If you’re having trouble achieving your fitness goals, rewrite your brain
Perhaps you’ve experienced this. At the beginning of the year, or quarter, or whatever cycle you’re using, you’re all excited about your fitness goal. You know that you can hold a plank for a minute (you’re at 30 seconds now), but it’s just not happening. You consistently fail at 45 to 50 seconds. It’s easy to feel frustrated and discouraged with consistent unsuccessful sessions. What to do? Rewrite your brain!

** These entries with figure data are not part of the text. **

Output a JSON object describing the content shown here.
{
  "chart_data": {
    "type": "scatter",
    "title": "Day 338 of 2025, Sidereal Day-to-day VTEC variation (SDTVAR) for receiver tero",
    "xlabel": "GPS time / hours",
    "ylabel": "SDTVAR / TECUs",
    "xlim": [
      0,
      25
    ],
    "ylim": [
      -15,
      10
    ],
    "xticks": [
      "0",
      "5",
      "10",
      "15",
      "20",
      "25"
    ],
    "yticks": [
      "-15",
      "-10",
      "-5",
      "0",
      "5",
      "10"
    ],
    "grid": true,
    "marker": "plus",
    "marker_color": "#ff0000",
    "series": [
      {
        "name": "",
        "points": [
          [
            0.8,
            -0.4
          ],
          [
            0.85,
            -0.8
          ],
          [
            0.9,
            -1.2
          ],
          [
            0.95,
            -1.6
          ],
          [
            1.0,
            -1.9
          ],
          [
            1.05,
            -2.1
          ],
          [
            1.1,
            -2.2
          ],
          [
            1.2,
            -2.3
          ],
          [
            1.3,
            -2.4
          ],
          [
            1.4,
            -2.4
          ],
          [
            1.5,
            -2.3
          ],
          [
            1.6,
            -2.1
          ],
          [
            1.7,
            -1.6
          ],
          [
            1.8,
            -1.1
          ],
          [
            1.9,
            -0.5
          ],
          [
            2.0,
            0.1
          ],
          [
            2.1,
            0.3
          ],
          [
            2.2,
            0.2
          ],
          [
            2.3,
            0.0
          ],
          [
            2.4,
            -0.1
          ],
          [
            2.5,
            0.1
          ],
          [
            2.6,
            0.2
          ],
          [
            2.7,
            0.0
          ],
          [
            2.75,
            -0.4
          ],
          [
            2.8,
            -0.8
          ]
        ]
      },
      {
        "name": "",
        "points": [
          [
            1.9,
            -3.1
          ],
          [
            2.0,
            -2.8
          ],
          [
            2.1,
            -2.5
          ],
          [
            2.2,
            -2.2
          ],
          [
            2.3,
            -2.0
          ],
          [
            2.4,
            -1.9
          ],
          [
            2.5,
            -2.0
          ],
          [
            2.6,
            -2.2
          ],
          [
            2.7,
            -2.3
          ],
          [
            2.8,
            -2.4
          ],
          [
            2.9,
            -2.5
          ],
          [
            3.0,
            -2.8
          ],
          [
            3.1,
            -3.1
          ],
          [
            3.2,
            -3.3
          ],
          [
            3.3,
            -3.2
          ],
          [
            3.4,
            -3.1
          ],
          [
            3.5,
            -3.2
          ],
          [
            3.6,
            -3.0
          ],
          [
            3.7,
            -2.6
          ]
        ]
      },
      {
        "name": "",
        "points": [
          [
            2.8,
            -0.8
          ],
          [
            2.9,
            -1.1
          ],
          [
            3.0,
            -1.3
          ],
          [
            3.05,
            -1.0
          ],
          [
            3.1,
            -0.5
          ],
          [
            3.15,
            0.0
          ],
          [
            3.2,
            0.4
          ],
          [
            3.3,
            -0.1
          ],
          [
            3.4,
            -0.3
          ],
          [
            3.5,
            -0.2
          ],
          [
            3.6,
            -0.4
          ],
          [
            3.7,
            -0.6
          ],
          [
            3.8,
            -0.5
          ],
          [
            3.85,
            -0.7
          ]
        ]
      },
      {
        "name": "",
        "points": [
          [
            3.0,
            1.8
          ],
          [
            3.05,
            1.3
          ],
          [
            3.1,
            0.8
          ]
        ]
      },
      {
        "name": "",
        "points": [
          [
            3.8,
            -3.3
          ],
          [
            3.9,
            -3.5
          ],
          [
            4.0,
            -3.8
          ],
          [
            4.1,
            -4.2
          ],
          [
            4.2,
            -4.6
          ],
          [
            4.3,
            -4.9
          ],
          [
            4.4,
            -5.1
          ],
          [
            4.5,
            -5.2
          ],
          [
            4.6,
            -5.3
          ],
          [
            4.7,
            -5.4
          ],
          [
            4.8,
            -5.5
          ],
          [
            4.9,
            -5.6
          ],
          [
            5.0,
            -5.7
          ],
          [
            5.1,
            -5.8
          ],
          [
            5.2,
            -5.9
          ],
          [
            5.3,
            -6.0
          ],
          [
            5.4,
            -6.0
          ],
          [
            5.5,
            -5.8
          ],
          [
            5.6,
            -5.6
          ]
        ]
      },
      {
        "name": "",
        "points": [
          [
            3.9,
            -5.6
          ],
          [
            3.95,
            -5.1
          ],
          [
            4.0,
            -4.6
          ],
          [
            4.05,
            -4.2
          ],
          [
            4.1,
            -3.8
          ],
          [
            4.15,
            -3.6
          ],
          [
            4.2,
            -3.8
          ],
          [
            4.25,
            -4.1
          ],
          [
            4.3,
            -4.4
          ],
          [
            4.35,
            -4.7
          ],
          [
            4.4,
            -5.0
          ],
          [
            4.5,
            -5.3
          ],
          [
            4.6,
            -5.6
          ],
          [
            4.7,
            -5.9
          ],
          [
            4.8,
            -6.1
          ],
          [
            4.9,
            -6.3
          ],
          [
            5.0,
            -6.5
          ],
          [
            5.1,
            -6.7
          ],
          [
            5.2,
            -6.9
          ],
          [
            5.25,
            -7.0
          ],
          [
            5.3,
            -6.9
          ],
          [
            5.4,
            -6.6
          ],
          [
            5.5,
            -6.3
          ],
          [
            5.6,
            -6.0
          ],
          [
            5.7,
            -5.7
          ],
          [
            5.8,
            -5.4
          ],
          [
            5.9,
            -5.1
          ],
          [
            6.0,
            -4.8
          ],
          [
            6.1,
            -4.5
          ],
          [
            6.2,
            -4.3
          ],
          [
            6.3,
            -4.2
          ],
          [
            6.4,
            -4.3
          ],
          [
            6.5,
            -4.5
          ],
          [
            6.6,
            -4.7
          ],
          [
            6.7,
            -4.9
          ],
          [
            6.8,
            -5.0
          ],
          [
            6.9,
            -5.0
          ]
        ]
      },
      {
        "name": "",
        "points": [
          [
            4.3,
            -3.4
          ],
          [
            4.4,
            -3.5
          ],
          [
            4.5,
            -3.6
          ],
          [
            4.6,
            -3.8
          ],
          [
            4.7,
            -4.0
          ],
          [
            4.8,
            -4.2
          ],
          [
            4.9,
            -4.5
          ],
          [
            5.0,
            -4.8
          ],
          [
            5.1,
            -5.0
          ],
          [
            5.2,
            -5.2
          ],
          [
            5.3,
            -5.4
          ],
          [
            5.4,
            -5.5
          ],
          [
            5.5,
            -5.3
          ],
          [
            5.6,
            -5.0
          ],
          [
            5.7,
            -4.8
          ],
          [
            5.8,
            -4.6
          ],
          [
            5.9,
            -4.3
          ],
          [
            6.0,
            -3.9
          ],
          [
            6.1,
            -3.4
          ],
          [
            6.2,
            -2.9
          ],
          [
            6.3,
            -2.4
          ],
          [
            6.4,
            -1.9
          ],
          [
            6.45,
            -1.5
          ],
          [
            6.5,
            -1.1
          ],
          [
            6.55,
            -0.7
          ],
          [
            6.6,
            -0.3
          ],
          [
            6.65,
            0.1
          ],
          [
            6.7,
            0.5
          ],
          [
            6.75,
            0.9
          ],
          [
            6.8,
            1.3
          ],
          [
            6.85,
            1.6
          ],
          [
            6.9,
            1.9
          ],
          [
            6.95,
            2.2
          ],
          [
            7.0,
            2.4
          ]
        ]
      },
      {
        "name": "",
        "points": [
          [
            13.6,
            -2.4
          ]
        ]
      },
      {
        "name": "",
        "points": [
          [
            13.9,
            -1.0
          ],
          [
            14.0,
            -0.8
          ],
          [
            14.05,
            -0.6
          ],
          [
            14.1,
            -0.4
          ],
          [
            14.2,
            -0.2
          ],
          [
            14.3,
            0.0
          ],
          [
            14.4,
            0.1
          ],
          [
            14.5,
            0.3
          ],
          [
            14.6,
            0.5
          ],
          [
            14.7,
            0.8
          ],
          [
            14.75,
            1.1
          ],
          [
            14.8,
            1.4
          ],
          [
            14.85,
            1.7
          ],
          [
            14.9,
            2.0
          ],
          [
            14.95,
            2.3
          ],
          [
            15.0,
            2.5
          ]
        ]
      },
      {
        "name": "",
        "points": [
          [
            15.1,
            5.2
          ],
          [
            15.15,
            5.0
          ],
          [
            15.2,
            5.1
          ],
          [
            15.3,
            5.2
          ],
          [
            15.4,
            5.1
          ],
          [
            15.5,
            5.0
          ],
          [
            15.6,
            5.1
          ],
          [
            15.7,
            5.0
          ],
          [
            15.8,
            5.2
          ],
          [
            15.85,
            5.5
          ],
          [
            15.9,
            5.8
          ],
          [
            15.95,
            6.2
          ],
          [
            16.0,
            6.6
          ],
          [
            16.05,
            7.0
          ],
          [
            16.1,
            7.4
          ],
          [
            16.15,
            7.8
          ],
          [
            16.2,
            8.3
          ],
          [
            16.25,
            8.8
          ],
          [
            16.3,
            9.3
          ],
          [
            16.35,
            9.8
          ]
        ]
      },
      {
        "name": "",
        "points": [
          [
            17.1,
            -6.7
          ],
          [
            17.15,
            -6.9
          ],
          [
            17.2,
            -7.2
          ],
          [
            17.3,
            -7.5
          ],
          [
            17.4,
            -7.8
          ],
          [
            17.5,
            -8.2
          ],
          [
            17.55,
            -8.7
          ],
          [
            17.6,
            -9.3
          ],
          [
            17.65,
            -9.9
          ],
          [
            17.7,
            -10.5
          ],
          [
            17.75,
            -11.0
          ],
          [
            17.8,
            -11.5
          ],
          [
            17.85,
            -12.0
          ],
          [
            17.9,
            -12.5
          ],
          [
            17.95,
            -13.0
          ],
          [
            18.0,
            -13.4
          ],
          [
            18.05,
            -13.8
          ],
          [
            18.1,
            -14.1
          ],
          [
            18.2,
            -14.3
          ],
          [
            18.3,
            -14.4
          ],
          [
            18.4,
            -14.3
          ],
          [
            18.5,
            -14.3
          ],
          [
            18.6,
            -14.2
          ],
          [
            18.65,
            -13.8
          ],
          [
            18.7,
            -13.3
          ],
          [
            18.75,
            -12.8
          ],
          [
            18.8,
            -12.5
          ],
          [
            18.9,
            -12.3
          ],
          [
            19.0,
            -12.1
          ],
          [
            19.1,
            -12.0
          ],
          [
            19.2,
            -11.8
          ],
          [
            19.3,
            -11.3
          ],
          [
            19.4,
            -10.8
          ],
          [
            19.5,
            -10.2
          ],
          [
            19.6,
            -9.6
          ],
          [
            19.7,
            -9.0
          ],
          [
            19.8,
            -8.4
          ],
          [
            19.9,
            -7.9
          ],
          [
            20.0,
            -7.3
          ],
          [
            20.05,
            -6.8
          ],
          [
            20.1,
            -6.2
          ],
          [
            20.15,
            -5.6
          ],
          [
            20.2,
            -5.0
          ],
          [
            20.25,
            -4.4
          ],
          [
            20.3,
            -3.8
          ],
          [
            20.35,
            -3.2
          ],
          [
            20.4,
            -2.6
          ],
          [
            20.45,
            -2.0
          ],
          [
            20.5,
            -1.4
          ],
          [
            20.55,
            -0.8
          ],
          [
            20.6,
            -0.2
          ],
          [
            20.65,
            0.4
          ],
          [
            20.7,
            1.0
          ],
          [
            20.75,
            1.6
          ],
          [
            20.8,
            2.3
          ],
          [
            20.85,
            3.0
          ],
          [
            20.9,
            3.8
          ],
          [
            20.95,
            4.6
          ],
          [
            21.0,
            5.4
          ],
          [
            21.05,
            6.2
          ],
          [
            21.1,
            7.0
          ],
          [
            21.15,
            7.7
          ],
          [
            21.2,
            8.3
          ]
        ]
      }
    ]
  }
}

Don’t accept subpar results
No, don’t ever accept results that aren’t up to your standard. But you can adjust your thinking to keep you going and even improve on your performance. Your brain is an incredible thing. It keeps you going, it remembers things for you. It helps you get the rest you need, or keeps you up at night. If you’re not happy with an aspect of your life, your brain can help you figure out how to change it. Your moods are set by your brain, and you have power over your moods. It’s funny that we’re naturally wired to believe the worst. We automatically believe that we can’t do something, that we should drop down from the plank. What were we thinking?
You can rewrite your brain
But the Journal of Neurochemistry has published articles that indicate that our brains are malleable. That our brains can adapt to different environments and conditions. But how can we rewrite our brains ourselves and make ourselves believe in the positive?
Rewriting our brain is not a one-and-done thing. Remember those piano lessons? I certainly do. I was not proficient at a piece on the first reading. Practice was the key. Hours and days of practice. Practice from the beginning, the middle and the end of the piece until eventually I knew it – literally – backwards and forwards. The same holds true with our brain.
Repetition is key
We’re not going to believe anything – even if it’s ourselves telling us so – the first time we hear it. Repetition is key. That’s where those affirmations come in. Now, the same holds true with our affirmations as with the goals we set. We have to tell ourselves things we can readily believe. We might shoot for pie-in-the-sky in the long run. But at first we have to stick to baby steps.
You know that you can hold that plank for a minute. You just have to really believe it, deep down. Tell those shaking arms that there are just a few more seconds. And your quivering core can stay tight for longer. Probably not the first time. Or the second. But by the fifth or sixth session, you’re able to rewrite your brain and hold that plank for 50 seconds – 55 – a minute!